Quaranta licenziati con il cesto di Natale
Varese, chiude la fabbrica della multinazionale Hammond. I sindacati: uno choc
L’ amministratore delegato della Hammond Power Solutions di Marnate (in provincia di Varese) ha prima consegnato ai 40 dipendenti il cesto natalizio. Poi ha annunciato la chiusura della fabbrica, filiale italiana della multinazionale canadese. Quaranta lavoratori licenziati in tronco. Uno choc. Anche perché l’azienda aveva fatto assunzioni di recente. I sindacati promettono battaglia.
VARESE Tutti i dipendenti avevano ancora in bocca il sapore del panettone quando l’amministratore delegato della Hammond Power Solutions di Marnate ha preso la parola e in inglese, tradotto in simultanea da una collega, ha annunciato la cessazione dell’attività della fabbrica in provincia di Varese dove lavorano 40 persone. E non è una metafora perché i lavoratori, alle 14 dello scorso 18 dicembre, si erano dati appuntamento per la consegna del tradizionale cesto di Natale: un’allegria spenta neanche due ore dopo quando la dirigenza della multinazionale canadese specializzata in trasformatori elettrici ha dato l’annuncio.
C’è chi si è messo a piangere. E chi ha subito pensato al mutuo appena acceso per l’acquisto dell’appartamento, come Gabriele Cogodi, in azienda da 13 anni e che il giorno stesso aveva terminato il trasloco nella nuova abitazione di Marnate: «Ho comprato casa vicino al posto di lavoro, una vera fregatura», racconta incredulo. Il sindaco Marco Scazzosi, commercialista, parla di «annuncio inopportuno. Mai vista una cosa del genere. Col passare delle feste faremo il punto».

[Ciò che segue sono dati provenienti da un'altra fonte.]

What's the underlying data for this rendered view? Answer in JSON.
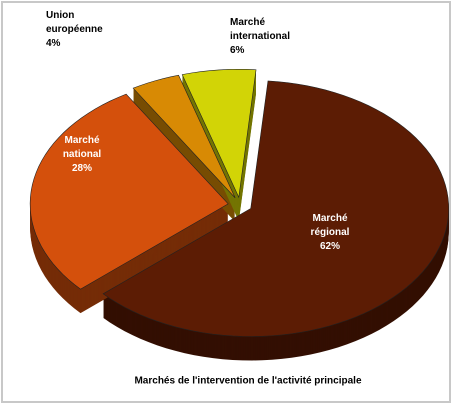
{
  "chart_data": {
    "type": "pie3d",
    "title": "Marchés de l'intervention de l'activité principale",
    "categories": [
      "Marché régional",
      "Marché national",
      "Union européenne",
      "Marché international"
    ],
    "values": [
      62,
      28,
      4,
      6
    ],
    "value_labels": [
      "62%",
      "28%",
      "4%",
      "6%"
    ],
    "colors": [
      "#5c1c04",
      "#d4500c",
      "#d88a04",
      "#d2d406"
    ]
  }
}
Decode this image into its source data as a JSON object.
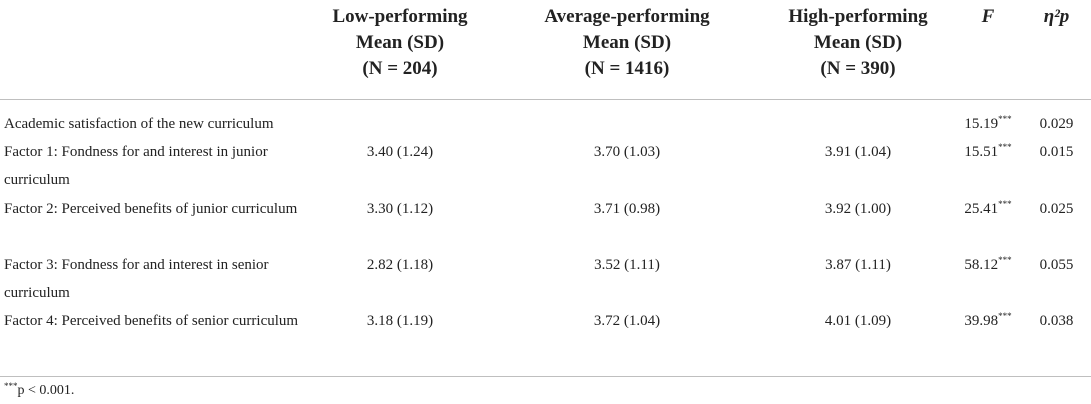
{
  "header": {
    "col1": [
      "Low-performing",
      "Mean (SD)",
      "(N = 204)"
    ],
    "col2": [
      "Average-performing",
      "Mean (SD)",
      "(N = 1416)"
    ],
    "col3": [
      "High-performing",
      "Mean (SD)",
      "(N = 390)"
    ],
    "col4": "F",
    "col5": "η²p"
  },
  "rows": [
    {
      "label": "Academic satisfaction of the new curriculum",
      "low": "",
      "avg": "",
      "high": "",
      "F": "15.19",
      "F_sig": "***",
      "eta": "0.029"
    },
    {
      "label": "Factor 1: Fondness for and interest in junior curriculum",
      "low": "3.40 (1.24)",
      "avg": "3.70 (1.03)",
      "high": "3.91 (1.04)",
      "F": "15.51",
      "F_sig": "***",
      "eta": "0.015"
    },
    {
      "label": "Factor 2: Perceived benefits of junior curriculum",
      "low": "3.30 (1.12)",
      "avg": "3.71 (0.98)",
      "high": "3.92 (1.00)",
      "F": "25.41",
      "F_sig": "***",
      "eta": "0.025"
    },
    {
      "label": "Factor 3: Fondness for and interest in senior curriculum",
      "low": "2.82 (1.18)",
      "avg": "3.52 (1.11)",
      "high": "3.87 (1.11)",
      "F": "58.12",
      "F_sig": "***",
      "eta": "0.055"
    },
    {
      "label": "Factor 4: Perceived benefits of senior curriculum",
      "low": "3.18 (1.19)",
      "avg": "3.72 (1.04)",
      "high": "4.01 (1.09)",
      "F": "39.98",
      "F_sig": "***",
      "eta": "0.038"
    }
  ],
  "footnote": {
    "sig": "***",
    "text": "p < 0.001."
  }
}
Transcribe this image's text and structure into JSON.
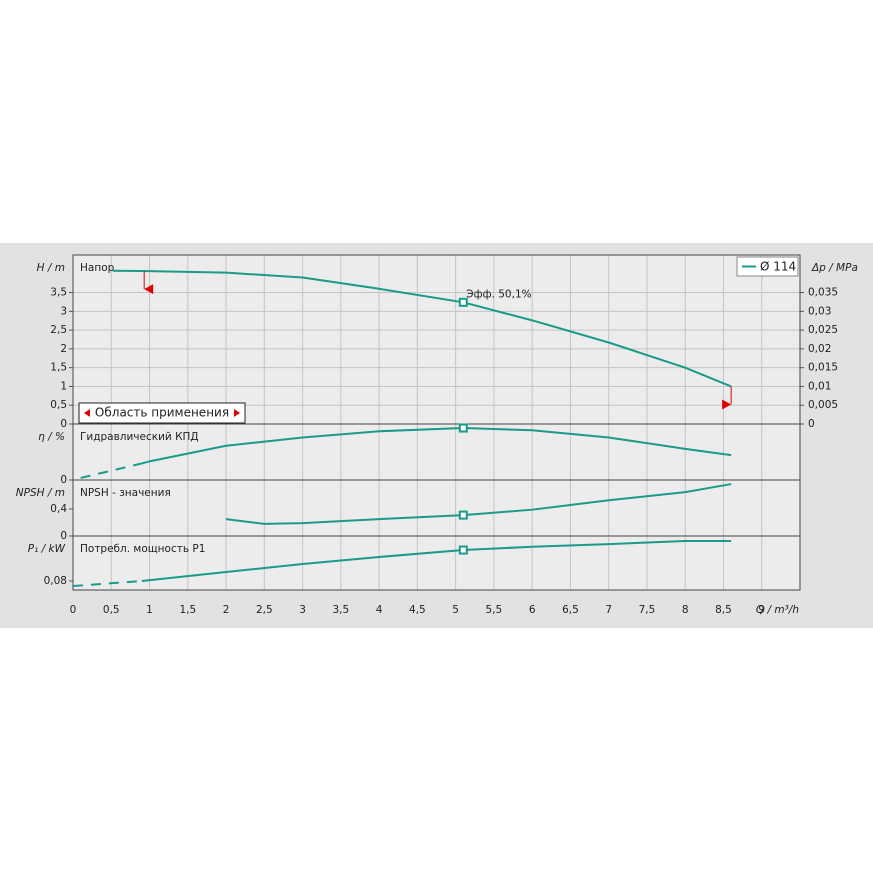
{
  "chart_data": [
    {
      "type": "line",
      "title": "Напор",
      "ylabel": "H / m",
      "y2label": "Δp / MPa",
      "ylim": [
        0,
        4.5
      ],
      "yticks": [
        0,
        {
          "value": 0.5,
          "label": "0,5"
        },
        1,
        {
          "value": 1.5,
          "label": "1,5"
        },
        2,
        {
          "value": 2.5,
          "label": "2,5"
        },
        3,
        {
          "value": 3.5,
          "label": "3,5"
        }
      ],
      "y2lim": [
        0,
        0.045
      ],
      "y2ticks": [
        0,
        {
          "value": 0.005,
          "label": "0,005"
        },
        {
          "value": 0.01,
          "label": "0,01"
        },
        {
          "value": 0.015,
          "label": "0,015"
        },
        {
          "value": 0.02,
          "label": "0,02"
        },
        {
          "value": 0.025,
          "label": "0,025"
        },
        {
          "value": 0.03,
          "label": "0,03"
        },
        {
          "value": 0.035,
          "label": "0,035"
        }
      ],
      "grid": true,
      "series": [
        {
          "name": "Ø 114",
          "color": "#1a9a88",
          "x": [
            0.52,
            1,
            2,
            3,
            4,
            5.1,
            6,
            7,
            8,
            8.6
          ],
          "values": [
            4.08,
            4.07,
            4.03,
            3.9,
            3.6,
            3.24,
            2.76,
            2.17,
            1.5,
            1.0
          ]
        }
      ],
      "marker": {
        "x": 5.1,
        "y": 3.24
      },
      "annotation": "Эфф.  50,1%",
      "range_label": "Область применения",
      "range": [
        0.93,
        8.6
      ],
      "range_color": "#e00000",
      "legend": "upper right"
    },
    {
      "type": "line",
      "title": "Гидравлический КПД",
      "ylabel": "η / %",
      "ylim": [
        0,
        54
      ],
      "yticks": [
        0
      ],
      "series": [
        {
          "color": "#1a9a88",
          "dash": true,
          "x": [
            0.1,
            0.9
          ],
          "values": [
            2,
            16
          ]
        },
        {
          "color": "#1a9a88",
          "x": [
            0.9,
            1,
            2,
            3,
            4,
            5.1,
            6,
            7,
            8,
            8.6
          ],
          "values": [
            16,
            18,
            33,
            41,
            47,
            50.1,
            48,
            41,
            30,
            24
          ]
        }
      ],
      "marker": {
        "x": 5.1,
        "y": 50.1
      }
    },
    {
      "type": "line",
      "title": "NPSH - значения",
      "ylabel": "NPSH / m",
      "ylim": [
        0,
        0.83
      ],
      "yticks": [
        0,
        {
          "value": 0.4,
          "label": "0,4"
        }
      ],
      "series": [
        {
          "color": "#1a9a88",
          "x": [
            2,
            2.5,
            3,
            4,
            5.1,
            6,
            7,
            8,
            8.6
          ],
          "values": [
            0.25,
            0.18,
            0.19,
            0.25,
            0.31,
            0.39,
            0.53,
            0.65,
            0.77
          ]
        }
      ],
      "marker": {
        "x": 5.1,
        "y": 0.31
      }
    },
    {
      "type": "line",
      "title": "Потребл. мощность P1",
      "ylabel": "P₁ / kW",
      "xlabel": "Q / m³/h",
      "ylim": [
        0.07,
        0.13
      ],
      "yticks": [
        {
          "value": 0.08,
          "label": "0,08"
        }
      ],
      "xlim": [
        0,
        9.5
      ],
      "xticks": [
        0,
        {
          "value": 0.5,
          "label": "0,5"
        },
        1,
        {
          "value": 1.5,
          "label": "1,5"
        },
        2,
        {
          "value": 2.5,
          "label": "2,5"
        },
        3,
        {
          "value": 3.5,
          "label": "3,5"
        },
        4,
        {
          "value": 4.5,
          "label": "4,5"
        },
        5,
        {
          "value": 5.5,
          "label": "5,5"
        },
        6,
        {
          "value": 6.5,
          "label": "6,5"
        },
        7,
        {
          "value": 7.5,
          "label": "7,5"
        },
        8,
        {
          "value": 8.5,
          "label": "8,5"
        },
        9
      ],
      "series": [
        {
          "color": "#1a9a88",
          "dash": true,
          "x": [
            0,
            0.9
          ],
          "values": [
            0.0744,
            0.08
          ]
        },
        {
          "color": "#1a9a88",
          "x": [
            0.9,
            2,
            3,
            4,
            5.1,
            6,
            7,
            8,
            8.6
          ],
          "values": [
            0.08,
            0.09,
            0.0989,
            0.1067,
            0.1144,
            0.118,
            0.121,
            0.1244,
            0.1244
          ]
        }
      ],
      "marker": {
        "x": 5.1,
        "y": 0.1144
      }
    }
  ]
}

Una vera e propria doccia gelata dal momento che la sede italiana della multinazionale fondata nel 1917 a Guelph, in Ontario, da Oliver Hammond, non navigava in cattive acque: a settembre i sindacati erano riusciti a strappare alla direzione contratti più vantaggiosi e c’erano nell’aria assunzioni e potenziamento del sito produttivo. «Tant’è che solo il giorno prima era stato assunto a tempo indeterminato un dipendente dell’area commerciale per la produzione italiana — spiega Rino Pezone, della segreteria provinciale Fiom Cgil —. L’azienda non andava male e sono sempre stati pagati gli stipendi. C’era stato, sì, il ricorso alla cassa integrazione, utilizzata però non in maniera massiccia. Sappiamo di alcuni dipendenti che rifiutarono la proposta di un concorrente nelle vicinanze, forse anche alla luce del posto di lavoro ritenuto sicuro».
Le lettere di licenziamento non sono ancora state spedite ma sono scattati i 45 giorni che precedono la «cessazione attività; la produzione è ferma e riprenderà il 7 gennaio, data in cui il sindacato ha annunciato un incontro informale col legale della proprietà. Si profilano ora tre strade: la chiusura, un nuovo acquirente o un passo indietro del gruppo che controlla la filiale italiana, quotato alla Borsa di Toronto e con stabilimenti anche in Usa, Messico e India.
Conclude il sindacalista: «La dirigenza è intimorita dei possibili contraccolpi dovuti al grande clamore di questo episodio. Sono preoccupati della Borsa di Toronto. Io di quella dei 40 che vogliono lasciare a casa».